Daartegenover heeft de verdachte - anders dan zijn eigen verklaring - geen stukken overgelegd waaruit de legale herkomst van dit geld zou blijken.
Het verweer wordt mitsdien verworpen.”
3.2.4
Blijkens het proces-verbaal van de terechtzitting in hoger beroep heeft de raadsman van de verdachte aldaar het woord gevoerd overeenkomstig de bij het proces-verbaal gevoegde pleitnotities. Deze pleitnotities houden onder meer in:
“2. Niet kan worden bewezen dat het onder cliënt in beslag genomen geld van enig misdrijf afkomstig is.

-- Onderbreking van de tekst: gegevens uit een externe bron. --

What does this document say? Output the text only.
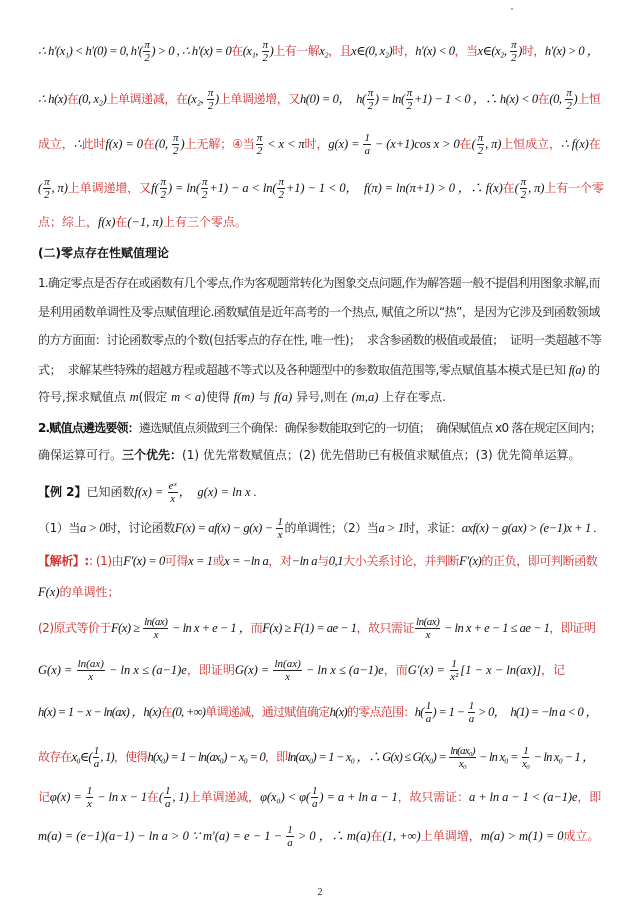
∴ h′(x₁) < h′(0) = 0, $h'( \frac{\pi}{2}$ ) > 0 , ∴ h′(x) = 0 在 (x₁, $\frac{\pi}{2}$ ) 上有一解 x₂ ，且 x∈(0, x₂) 时， h′(x) < 0 ，当 x∈(x₂, $\frac{\pi}{2}$ ) 时， h′(x) > 0 ，
∴ h(x) 在 (0, x₂) 上单调递减，在 (x₂, $\frac{\pi}{2}$ ) 上单调递增，又 h(0) = 0，  $h( \frac{\pi}{2}$ ) = $\ln( \frac{\pi}{2} +1) - 1 < 0$ ，∴ h(x) < 0 在 (0, $\frac{\pi}{2}$ ) 上恒
成立， ∴ 此时 f(x) = 0 在 (0, $\frac{\pi}{2}$ ) 上无解；④当 $\frac{\pi}{2} < x < \pi$ 时， $g(x) = \frac{1}{a} - (x+1)\cos$ x > 0 在 ( $\frac{\pi}{2}$ , π) 上恒成立， ∴ f(x) 在
( $\frac{\pi}{2}$ , π) 上单调递增，又 $f( \frac{\pi}{2}$ ) = $\ln( \frac{\pi}{2} +1) - a < \ln( \frac{\pi}{2} +1) - 1 < 0$，  f(π) = ln(π+1) > 0 ，∴ f(x) 在 ( $\frac{\pi}{2}$ , π) 上有一个零
点；综上， f(x) 在 (−1, π) 上有三个零点。
(二)零点存在性赋值理论
1.确定零点是否存在或函数有几个零点,作为客观题常转化为图象交点问题,作为解答题一般不提倡利用图象求解,而
是利用函数单调性及零点赋值理论.函数赋值是近年高考的一个热点, 赋值之所以“热”，是因为它涉及到函数领域
的方方面面：讨论函数零点的个数(包括零点的存在性, 唯一性)；  求含参函数的极值或最值；  证明一类超越不等
式；  求解某些特殊的超越方程或超越不等式以及各种题型中的参数取值范围等,零点赋值基本模式是已知 f(a) 的
符号,探求赋值点 m (假定 m < a )使得 f(m) 与 f(a) 异号,则在 (m,a) 上存在零点.
2.赋值点遴选要领： 遴选赋值点须做到三个确保：确保参数能取到它的一切值；  确保赋值点 x0 落在规定区间内；
确保运算可行。 三个优先： (1) 优先常数赋值点；(2) 优先借助已有极值求赋值点；(3) 优先简单运算。
【例 2】 已知函数 $f(x) = \frac{\text{eˣ}}{x}$ ，  g(x) = ln x .
（1）当 a > 0 时，讨论函数 $F(x) = af(x) - g(x) - \frac{1}{x}$ 的单调性；（2）当 a > 1 时，求证： axf(x) − g(ax) > (e−1)x + 1 .
【解析】: : (1)由 F′(x) = 0 可得 x = 1 或 x = −ln a ，对 −ln a 与 0,1 大小关系讨论，并判断 F′(x) 的正负，即可判断函数
F(x) 的单调性；
(2)原式等价于 $F(x) \ge \frac{\ln(ax)}{x} - \ln x + e - 1$ ， 而 F(x) ≥ F(1) = ae − 1 ，故只需证 $\frac{\ln(ax)}{x} - \ln x + e - 1$ ≤ ae − 1 ，即证明
$G(x) = \frac{\ln(ax)}{x} - \ln x \le (a-1)e$ ，即证明 $G(x) = \frac{\ln(ax)}{x} - \ln x \le (a-1)e$ ，而 $G'(x) = \frac{1}{\text{x²}} [1 - x - \ln(ax)]$ ，记
h(x) = 1 − x − ln(ax) ，h(x) 在 (0, +∞) 单调递减，通过赋值确定 h(x) 的零点范围： $h( \frac{1}{a}$ ) = $1 - \frac{1}{a} > 0$，  h(1) = −ln a < 0 ，
故存在 x₀∈( $\frac{1}{a}$ , 1) ，使得 h(x₀) = 1 − ln(ax₀) − x₀ = 0 ，即 ln(ax₀) = 1 − x₀ ，∴ $G(x) \le G(x_0) = \frac{\text{ln(ax₀)}}{\text{x₀}} - \ln x_0 = \frac{1}{\text{x₀}} - \ln x_0 - 1$ ，
记 $\varphi(x) = \frac{1}{x} - \ln x - 1$ 在 ( $\frac{1}{a}$ , 1) 上单调递减， $\varphi(x_0) < \varphi( \frac{1}{a}$ ) = a + ln a − 1 ，故只需证： a + ln a − 1 < (a−1)e ，即
m(a) = (e−1)(a−1) − ln a > 0 ∵ $m'(a) = e - 1 - \frac{1}{a} > 0$ ，∴ m(a) 在 (1, +∞) 上单调增， m(a) > m(1) = 0 成立。
2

3. Onder omstandigheden kan het oordeel dat het niet anders kan zijn dat geld uit enig misdrijf afkomstig is toereikend zijn voor een bewezenverklaring van (eenvoudig) witwassen.
4. Om tot dit oordeel te komen, dient de zittingsrechter vast te stellen dat er sprake is van - kort gezegd - een vermoeden van witwassen. Indien dit het geval is mag van cliënt worden verlangd dat hij een verklaring aflegt over de herkomst van het geld, waarbij de omstandigheden waaronder en het tijdstip waarop die verklaring is afgelegd van belang zijn. Indien de verklaring van de verdachte hiertoe aanleiding biedt, moet het Openbaar Ministerie nader onderzoek verrichten om met voldoende mate van zekerheid uit te sluiten dat het geld een legale herkomst heeft (HR 28 januari 2014, ECLI:NL:HR:2014:197).
5. Primair meent de verdediging dat het aantreffen van ca. € 650,- niet de conclusie rechtvaardigt dat er sprake is van een vermoeden van witwassen. Het is niet een zodanig groot bedrag dat reeds daarom het vermoeden bestaat dat het geld een criminele herkomst heeft.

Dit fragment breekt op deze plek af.